This is the VOA Special English Science Report.
The American Heart Association has changed its advice about older women and female hormones. The organization now says healthy order women should not take the hormones to prevent heart disease. And it says women with heart disease also should not take the hormones. The association says there is growing evidence that the hormones may not help and might even cause harm.
Many older women take estrogen and progesterone to replace the hormones that their bodies no longer produce. This is called hormone replacement therapy. The hormones can ease the physical changes taking place in the body. They strengthen the bones and protect against the disease osteoporosis. They also ease feelings of extreme heat that older women sometimes experience.
The hormones also were thought to prevent heart disease in women.

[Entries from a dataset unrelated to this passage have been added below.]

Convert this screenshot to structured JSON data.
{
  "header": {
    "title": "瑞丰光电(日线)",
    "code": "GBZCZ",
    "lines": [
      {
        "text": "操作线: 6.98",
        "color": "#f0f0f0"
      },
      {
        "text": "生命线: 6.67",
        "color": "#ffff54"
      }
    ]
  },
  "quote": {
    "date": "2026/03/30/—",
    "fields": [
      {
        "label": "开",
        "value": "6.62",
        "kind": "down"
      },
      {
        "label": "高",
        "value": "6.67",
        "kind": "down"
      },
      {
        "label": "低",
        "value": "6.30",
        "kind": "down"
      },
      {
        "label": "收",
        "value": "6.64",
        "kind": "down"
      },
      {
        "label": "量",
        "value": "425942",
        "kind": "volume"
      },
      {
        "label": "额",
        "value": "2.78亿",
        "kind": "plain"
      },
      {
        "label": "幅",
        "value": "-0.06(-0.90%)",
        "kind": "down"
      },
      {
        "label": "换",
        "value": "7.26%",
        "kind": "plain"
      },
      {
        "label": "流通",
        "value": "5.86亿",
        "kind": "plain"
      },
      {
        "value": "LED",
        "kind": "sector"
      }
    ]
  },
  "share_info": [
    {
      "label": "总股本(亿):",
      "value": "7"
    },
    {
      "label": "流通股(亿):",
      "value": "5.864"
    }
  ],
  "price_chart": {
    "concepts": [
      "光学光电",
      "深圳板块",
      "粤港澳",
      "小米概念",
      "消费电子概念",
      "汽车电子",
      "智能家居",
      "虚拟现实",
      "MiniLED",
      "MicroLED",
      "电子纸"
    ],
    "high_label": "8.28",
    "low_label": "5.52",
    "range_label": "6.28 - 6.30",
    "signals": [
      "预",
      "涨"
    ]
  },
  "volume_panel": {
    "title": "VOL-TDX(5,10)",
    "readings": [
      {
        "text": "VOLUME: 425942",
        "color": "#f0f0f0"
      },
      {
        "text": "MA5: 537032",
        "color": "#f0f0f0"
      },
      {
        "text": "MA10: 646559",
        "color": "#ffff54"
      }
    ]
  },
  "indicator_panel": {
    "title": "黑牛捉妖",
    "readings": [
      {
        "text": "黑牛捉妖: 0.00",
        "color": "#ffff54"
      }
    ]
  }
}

The American Heart Association had advised that all women with heart disease should consider taking estrogen.
Now, however, the Heart Association says women should not take the hormones to prevent heart attacks and strokes. New research is showing that the hormones might increase the chances that women with heart disease will suffer these problems.
The Heart Association announced its new decision in its publication, “Circulation.” The decision was based on a four-year study of women with heart disease. In the first year, women taking the hormones had fifty-two percent more heart-related illnesses than those taking an inactive substance. The researchers also found a greater number of women in the hormone group suffered blood clots and gall bladder disease.
A similar result was seen in a fifteen-year study that involves more than twenty-seven-thousand women. After four years, the researchers found a small increase in the number of heart attacks and strokes among healthy women taking hormones.
About twenty-million women in the United States take hormone replacement therapy. There has been much debate about whether older women should take the hormones. Research also has shown that taking the hormones for more than five years can increase some women’s chances of developing breast cancer and ovarian cancer.